Hurricane, can you give some insight on how it is living with hearing in only one ear? Like, anything that frustrates you about the loss of hearing? Methods you use to deal with it. Such as having your wife sit on your good side at restaurants, type stuff. Also did you have a chem laby or traditional surgical type. Thank you.
He indicated he had 9 gent shot. Gent shots are chemical Laby’s. Personally I wish I never heard the word gentamicin. I had 6 shots of it and 3 shots of streptomycin/stronger than gent. Still felt like shit. I will never forget the first time I went water skiing and snow skiing with my kids after my laby...I thought those days were gone forever before my Laby.
Single sided hearing is something you will adjust to. Sitting in a restaurant with your deaf side towards a wall is easy to do. Walking with friends you ask them to walk on the side of your hearing ear. If I am alone I cant always determine where sounds are coming from so you do have to be aware of your surroundings. I can tell you first hand that it is a much better life living with single sided hearing than with what you are experiencing. I hope you find relief soon.
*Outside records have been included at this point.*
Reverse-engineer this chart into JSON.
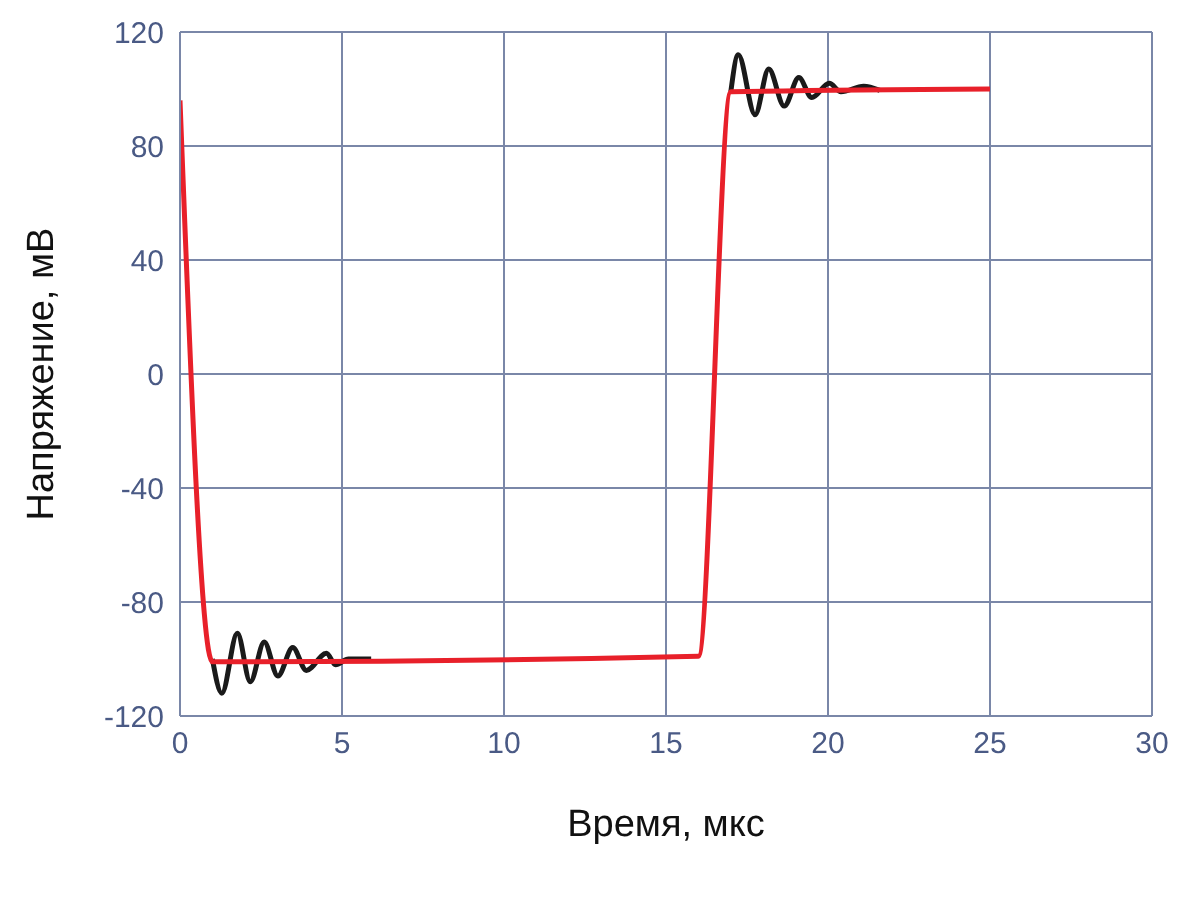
{
  "chart_data": {
    "type": "line",
    "xlabel": "Время, мкс",
    "ylabel": "Напряжение, мВ",
    "xlim": [
      0,
      30
    ],
    "xticks": [
      0,
      5,
      10,
      15,
      20,
      25,
      30
    ],
    "ylim": [
      -120,
      120
    ],
    "yticks": [
      -120,
      -80,
      -40,
      0,
      40,
      80,
      120
    ],
    "grid": true,
    "marker": "none",
    "line_style": "solid",
    "series": [
      {
        "color": "#1a1a1a",
        "x": [
          1.0,
          1.29,
          1.77,
          2.17,
          2.6,
          3.02,
          3.48,
          3.9,
          4.52,
          4.8,
          5.2,
          5.9,
          6.0,
          17.0,
          17.23,
          17.75,
          18.17,
          18.65,
          19.1,
          19.5,
          20.04,
          20.4,
          21.1,
          21.6
        ],
        "values": [
          -100,
          -112,
          -91,
          -108,
          -94,
          -106,
          -96,
          -104,
          -98,
          -102,
          -100,
          -100,
          null,
          99,
          112,
          91,
          107,
          94,
          104,
          97,
          102,
          99,
          101,
          99.5
        ]
      },
      {
        "color": "#e8202a",
        "x": [
          0,
          1.0,
          16,
          17,
          25
        ],
        "values": [
          96,
          -101,
          -99,
          99,
          100
        ]
      }
    ]
  }
}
Well both of these great people are correct with what they are saying . For me , I had the left ear removed so when driving I hear Teresa really well although sometimes I wish it had been the other ear .LOL Just kidding . Actually I hardly ever notice much problem hearing except for directional things . Joe I hope you and redwing are doing good . Pupper the best advice any of us could ever give you would be find a great oto doctor and get the bad ear removed then go play some golf . The reason you don't see many of the laby survivors on here is because we are getting on with our lives . I applaud the ones of us that occasionally come here to share our success . Good Luck my friend .
I had something like 7 gent injections to no effect, so I doubt a chemical laby would help me either. Thanks RedBullHurricane for the insights.
You did have a chemical Laby!!! A gentamicin injection is a chemical laby. Good luck with whatever to decide to do. Got to be at the baseball field at noon to coach sons team. Have a great day.
My OTO a very highly respected physician at Mass Eye and Ear infirmary as well as a professor at Harvard will only do 2 gent shots. He told me if 2 shots don't help then there is no reason to go any further with gent. And as you can see that turned out to be the case for both Bull and Hurricane. I only had one and I was sick for 2 weeks then slowly felt better. It only lasted about 6 months before I started feeling lousy again. I met with Dr. Roach and said I am done I am ready for surgery. I thank both Bull and Hurricane it was following their posts that helped me make my decision. I hope that we can help you get to the right choice for you.
Redwing, the only reason I've been somewhat happy lately is the thought of a laby. I almost feel like I'm entering a cult...what with your last few sentences above...funny. But yes, I want to join!!! I lay down my resistance. Take me!!! It all depends on what my doctor says about my ear/balance test results. I see him in a few days.
I guess you might call it a cult...a group of people who are living their lives vertigo free after following the laby route......not a bad cult to belong to. I will be anxious to hear what your oto has to say. Keep us posted and good luck.